Blazor was released as part of .NET Core 3.0 in September 2019, by which time it had somewhat changed shape. The initial release is for Blazor server-side applications, which does not use WebAssembly at all. Instead, Razor components run on the server and update the browser user interface via SignalR, Microsoft's framework for real-time communications.

Blazor WebAssembly is in preview. The code the developer writes for Blazor Server or Blazor WebAssembly is pretty much the same, but the outcome is very different. As the documentation notes, with Blazor Server, "Higher latency usually exists. Every user interaction involves a network hop." Blazor Server also has advantages, with smaller download size and no requirement for WebAssembly support, but the WebAssembly option looks more attractive for most scenarios.

There is also ASP.NET Web API, a framework for building REST APIs with models and controllers adapted from ASP.NET MVC, which is suitable for serving data to mobile as well as web applications.

Microsoft presents some of the choices for ASP.NET Core

Microsoft presents some of the choices for ASP.NET Core

Strong features of ASP.NET Core are that it is cross-platform, well suited to container deployment, and easily tested. Another key feature is dependency injection, where classes do not directly create instances of the service objects on which they depend, but have them passed to them, usually in the constructor. This achieves loose coupling, a good principle but one which can be confusing for beginners. Tooling for ASP.NET Core is flexible, a far cry from the days when developing outside Visual Studio was painful. Today you can also use Visual Studio for the Mac, the cross-platform Visual Studio Code, or any text editor.

Microsoft's web platform is not as confusing as its desktop platform, but does present developers with a confusing array of choices.
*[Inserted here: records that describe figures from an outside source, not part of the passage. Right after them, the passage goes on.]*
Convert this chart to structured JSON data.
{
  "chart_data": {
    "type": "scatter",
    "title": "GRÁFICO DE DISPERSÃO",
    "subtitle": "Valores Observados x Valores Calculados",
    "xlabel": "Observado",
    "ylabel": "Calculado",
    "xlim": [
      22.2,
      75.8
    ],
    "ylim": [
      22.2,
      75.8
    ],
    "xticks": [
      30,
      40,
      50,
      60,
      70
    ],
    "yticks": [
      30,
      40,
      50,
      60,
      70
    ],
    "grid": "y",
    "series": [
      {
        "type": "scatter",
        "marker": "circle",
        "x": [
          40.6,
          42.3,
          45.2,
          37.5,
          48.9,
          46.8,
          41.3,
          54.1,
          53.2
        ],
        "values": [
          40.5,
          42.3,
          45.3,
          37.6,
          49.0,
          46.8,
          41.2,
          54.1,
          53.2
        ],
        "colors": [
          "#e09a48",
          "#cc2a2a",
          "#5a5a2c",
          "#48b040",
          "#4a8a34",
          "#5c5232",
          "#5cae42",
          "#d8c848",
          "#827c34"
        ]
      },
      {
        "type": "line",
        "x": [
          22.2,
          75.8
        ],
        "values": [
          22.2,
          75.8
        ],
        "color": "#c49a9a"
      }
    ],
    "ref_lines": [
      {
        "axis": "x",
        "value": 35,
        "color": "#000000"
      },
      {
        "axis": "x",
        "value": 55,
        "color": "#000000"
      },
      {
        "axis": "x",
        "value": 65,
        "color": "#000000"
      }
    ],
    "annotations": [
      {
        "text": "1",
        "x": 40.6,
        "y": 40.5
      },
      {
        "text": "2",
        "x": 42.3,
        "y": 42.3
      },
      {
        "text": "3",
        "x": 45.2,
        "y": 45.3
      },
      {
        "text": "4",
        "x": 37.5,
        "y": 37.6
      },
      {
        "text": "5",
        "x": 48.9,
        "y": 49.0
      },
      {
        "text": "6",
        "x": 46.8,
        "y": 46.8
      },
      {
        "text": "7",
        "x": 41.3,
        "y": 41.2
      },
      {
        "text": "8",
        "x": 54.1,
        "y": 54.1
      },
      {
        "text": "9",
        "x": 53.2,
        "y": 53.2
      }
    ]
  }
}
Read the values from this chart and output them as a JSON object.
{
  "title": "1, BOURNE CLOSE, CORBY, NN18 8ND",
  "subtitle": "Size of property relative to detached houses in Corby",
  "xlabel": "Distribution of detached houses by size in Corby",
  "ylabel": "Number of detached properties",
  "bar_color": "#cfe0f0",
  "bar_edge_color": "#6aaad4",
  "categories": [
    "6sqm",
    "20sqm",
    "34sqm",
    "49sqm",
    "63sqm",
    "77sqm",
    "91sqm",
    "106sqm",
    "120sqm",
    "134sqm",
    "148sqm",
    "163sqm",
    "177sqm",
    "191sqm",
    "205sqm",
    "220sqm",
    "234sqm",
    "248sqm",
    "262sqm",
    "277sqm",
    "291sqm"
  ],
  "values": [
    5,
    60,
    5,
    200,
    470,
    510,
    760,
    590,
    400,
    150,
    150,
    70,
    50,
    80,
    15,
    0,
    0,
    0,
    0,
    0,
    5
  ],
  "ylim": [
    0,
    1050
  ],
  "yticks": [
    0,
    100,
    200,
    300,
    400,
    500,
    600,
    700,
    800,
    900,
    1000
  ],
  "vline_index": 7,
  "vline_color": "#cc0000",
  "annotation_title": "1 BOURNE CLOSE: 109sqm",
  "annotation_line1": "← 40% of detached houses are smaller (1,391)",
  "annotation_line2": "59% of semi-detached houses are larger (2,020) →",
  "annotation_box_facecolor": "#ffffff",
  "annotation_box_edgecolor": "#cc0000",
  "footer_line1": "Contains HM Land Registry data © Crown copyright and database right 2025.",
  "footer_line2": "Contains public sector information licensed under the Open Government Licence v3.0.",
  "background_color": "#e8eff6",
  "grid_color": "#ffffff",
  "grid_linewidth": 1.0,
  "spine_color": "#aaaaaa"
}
One of them, ASP.NET MVC, is not quite deprecated but heading in that direction. Microsoft's documentation now says that: "For new development, we recommend Razor Pages over MVC with controllers and views."

In fact, the documentation authors cannot keep up with all the permutations. The page referenced above, a tutorial for data access with ASP.NET MVC, states that "There is a Razor Pages version of this tutorial. Each tutorial covers some material the other doesn't."